Suczka spojrzała na nich lekko obrażonym wzrokiem i odczekała, aż śmiech ucichnie po czym, usiadłszy na tylnych łapach odpowiedziała Pierwszemu Sekretarzowi Komunistycznej Partii Związku Sowieckiego jakoś tak:
“Ziemia to tylko plamka na nieskończoności błękicie
A Bóg ją zetrze palcem albo tchnie w nią życie,
jak w posąg gliniany Adama...”
Ten rodzaj ciszy, który zapanował podobny był do bezdźwięku sprzed stworzenia świata. Najważniejsi ludzie na planecie wyglądali jak banda upośledzonych umysłowo pensjonariuszy domu opieki. Wybałuszone oczy Malenkowa i wywieszony język Susłowa były tylko o trochę mniej ucieszne niż wyraz twarzy Pierwszego, który - gdyby zdecydował się zagrać w komedii - zdobyłby Oscara i nieśmiertelną sławę. Łajka przyglądała się przedstawieniu ciągle z rozbawieniem, lecz pozostawała czujna. Nagle dała nura wprost na parkiet, pomiędzy nogami człowieka w kombinezonie i korzystając z uchylonych drzwi wydostała się na korytarz.

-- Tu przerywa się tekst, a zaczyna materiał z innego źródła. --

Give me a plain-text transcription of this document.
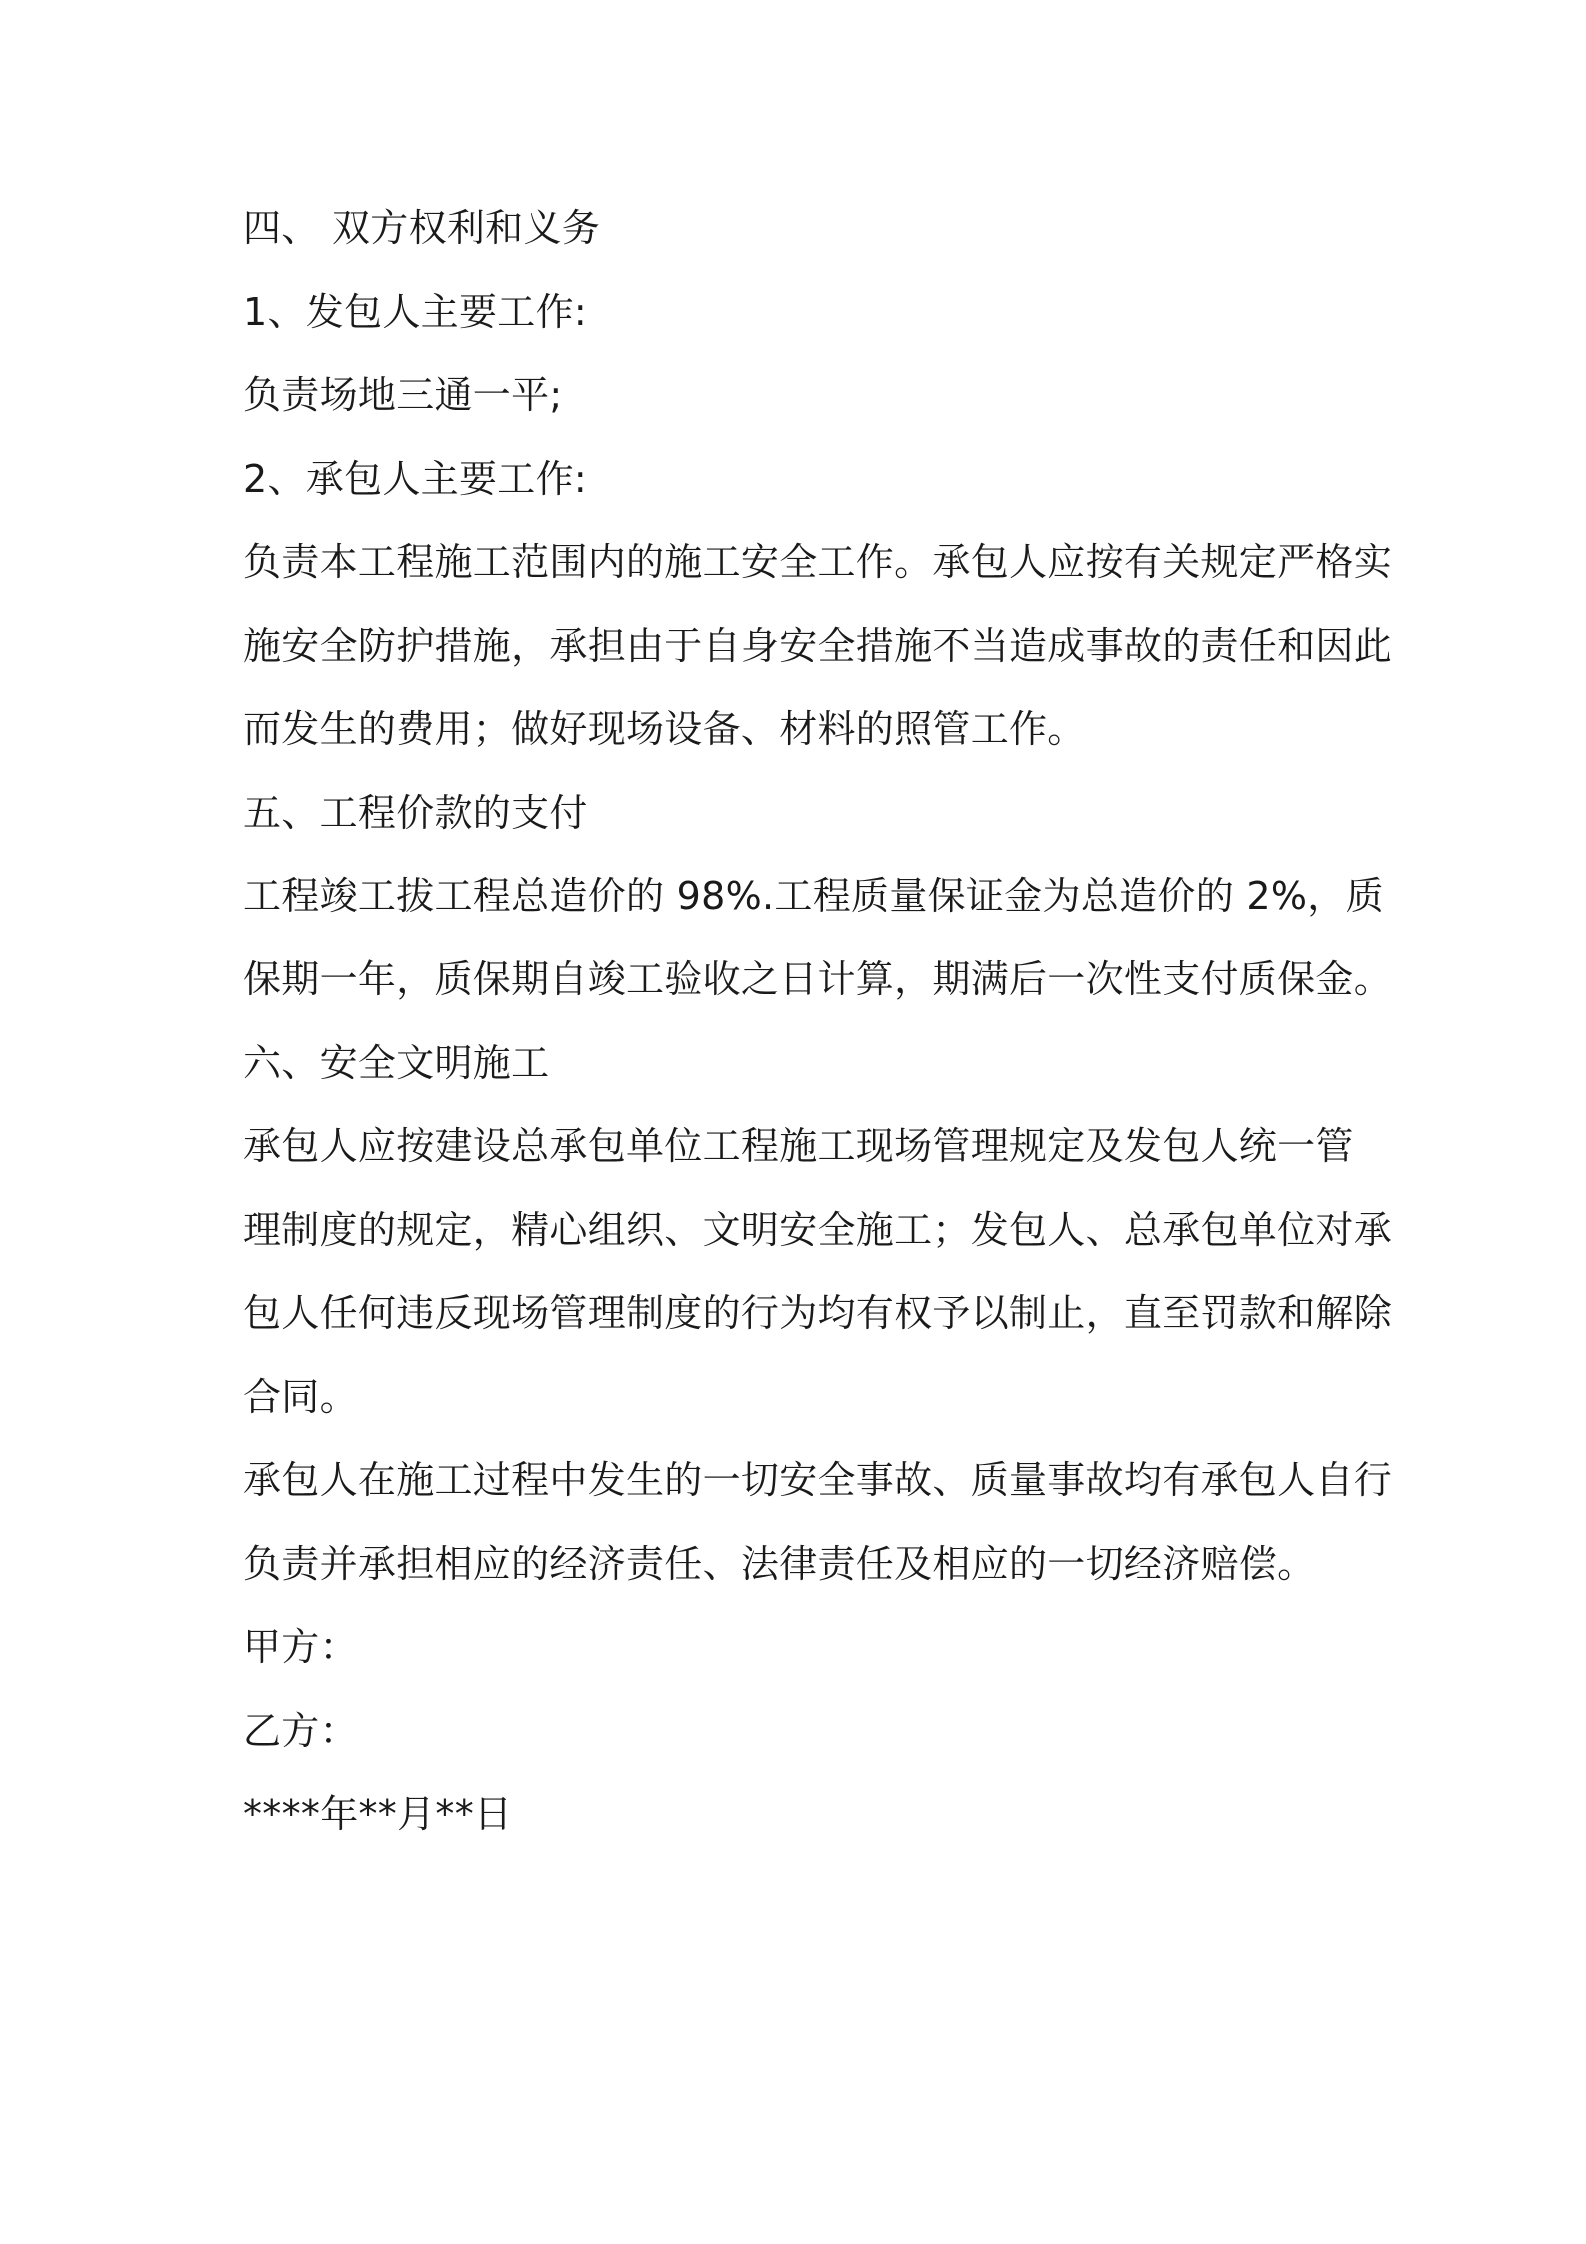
四、 双方权利和义务
1、发包人主要工作:
负责场地三通一平;
2、承包人主要工作:
负责本工程施工范围内的施工安全工作。承包人应按有关规定严格实
施安全防护措施，承担由于自身安全措施不当造成事故的责任和因此
而发生的费用；做好现场设备、材料的照管工作。
五、工程价款的支付
工程竣工拔工程总造价的 98%.工程质量保证金为总造价的 2%，质
保期一年，质保期自竣工验收之日计算，期满后一次性支付质保金。
六、安全文明施工
承包人应按建设总承包单位工程施工现场管理规定及发包人统一管
理制度的规定，精心组织、文明安全施工；发包人、总承包单位对承
包人任何违反现场管理制度的行为均有权予以制止，直至罚款和解除
合同。
承包人在施工过程中发生的一切安全事故、质量事故均有承包人自行
负责并承担相应的经济责任、法律责任及相应的一切经济赔偿。
甲方：
乙方：
****年**月**日
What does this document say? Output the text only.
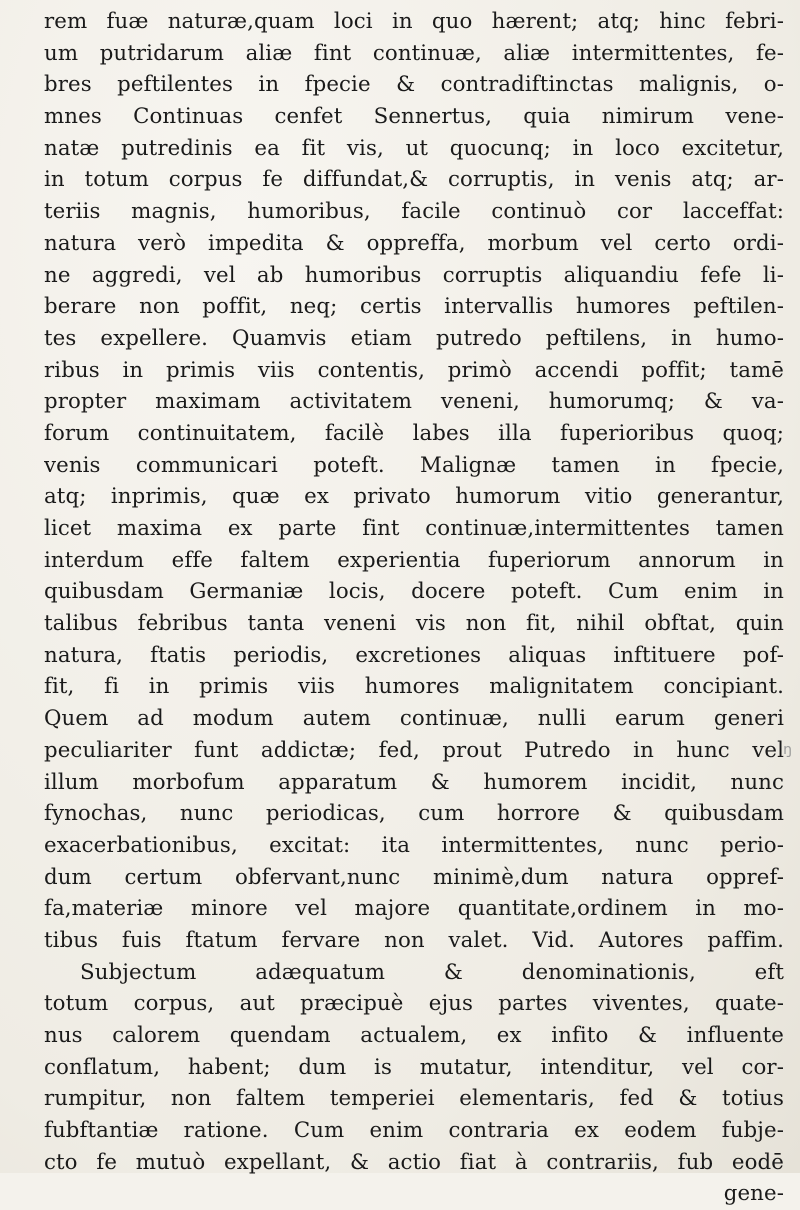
rem fuæ naturæ,quam loci in quo hærent; atq; hinc febri-
um putridarum aliæ fint continuæ, aliæ intermittentes, fe-
bres peftilentes in fpecie & contradiftinctas malignis, o-
mnes Continuas cenfet Sennertus, quia nimirum vene-
natæ putredinis ea fit vis, ut quocunq; in loco excitetur,
in totum corpus fe diffundat,& corruptis, in venis atq; ar-
teriis magnis, humoribus, facile continuò cor lacceffat:
natura verò impedita & oppreffa, morbum vel certo ordi-
ne aggredi, vel ab humoribus corruptis aliquandiu fefe li-
berare non poffit, neq; certis intervallis humores peftilen-
tes expellere. Quamvis etiam putredo peftilens, in humo-
ribus in primis viis contentis, primò accendi poffit; tamē
propter maximam activitatem veneni, humorumq; & va-
forum continuitatem, facilè labes illa fuperioribus quoq;
venis communicari poteft. Malignæ tamen in fpecie,
atq; inprimis, quæ ex privato humorum vitio generantur,
licet maxima ex parte fint continuæ,intermittentes tamen
interdum effe faltem experientia fuperiorum annorum in
quibusdam Germaniæ locis, docere poteft. Cum enim in
talibus febribus tanta veneni vis non fit, nihil obftat, quin
natura, ftatis periodis, excretiones aliquas inftituere pof-
fit, fi in primis viis humores malignitatem concipiant.
Quem ad modum autem continuæ, nulli earum generi
peculiariter funt addictæ; fed, prout Putredo in hunc vel
illum morbofum apparatum & humorem incidit, nunc
fynochas, nunc periodicas, cum horrore & quibusdam
exacerbationibus, excitat: ita intermittentes, nunc perio-
dum certum obfervant,nunc minimè,dum natura oppref-
fa,materiæ minore vel majore quantitate,ordinem in mo-
tibus fuis ftatum fervare non valet. Vid. Autores paffim.
Subjectum adæquatum & denominationis, eft
totum corpus, aut præcipuè ejus partes viventes, quate-
nus calorem quendam actualem, ex infito & influente
conflatum, habent; dum is mutatur, intenditur, vel cor-
rumpitur, non faltem temperiei elementaris, fed & totius
fubftantiæ ratione. Cum enim contraria ex eodem fubje-
cto fe mutuò expellant, & actio fiat à contrariis, fub eodē
gene-
ŋ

- Łapcie ją! - zawył Pierwszy i zatoczył się na stół.
- Łapcie! - poparli go pozostali - ważni i trochę mniej ważni członkowie Biura Centralnego. Na korytarzu rozległ się tupot wojskowych buciorów: To służby ochrony Kremla zabrały się do działania zaalarmowane dobiegającymi z gabinetu krzykami. Niestety - a może na szczęście - ludzie ci przygotowani byli do chwytania i likwidowania innych ludzi, zupełnie natomiast nie nadawali się na rakarzy. Nie spodziewali zresztą, że będą mieli zadanie złapania psa! Kto by się spodziewał? Łajka wykorzystała to zamieszanie, a także fakt, że ktoś pozostawił niedomknięte okno i wspaniałym susem przesadziła parapet znikając w ciemnościach wieczoru.
- Tam, tam leci! - Susłow, strasznie podniecony wskazywał palcem na cień, który mignął gdzieś pod kremlowskim murem.
- Strzelać! Strzelać! - rozkazał Pierwszy.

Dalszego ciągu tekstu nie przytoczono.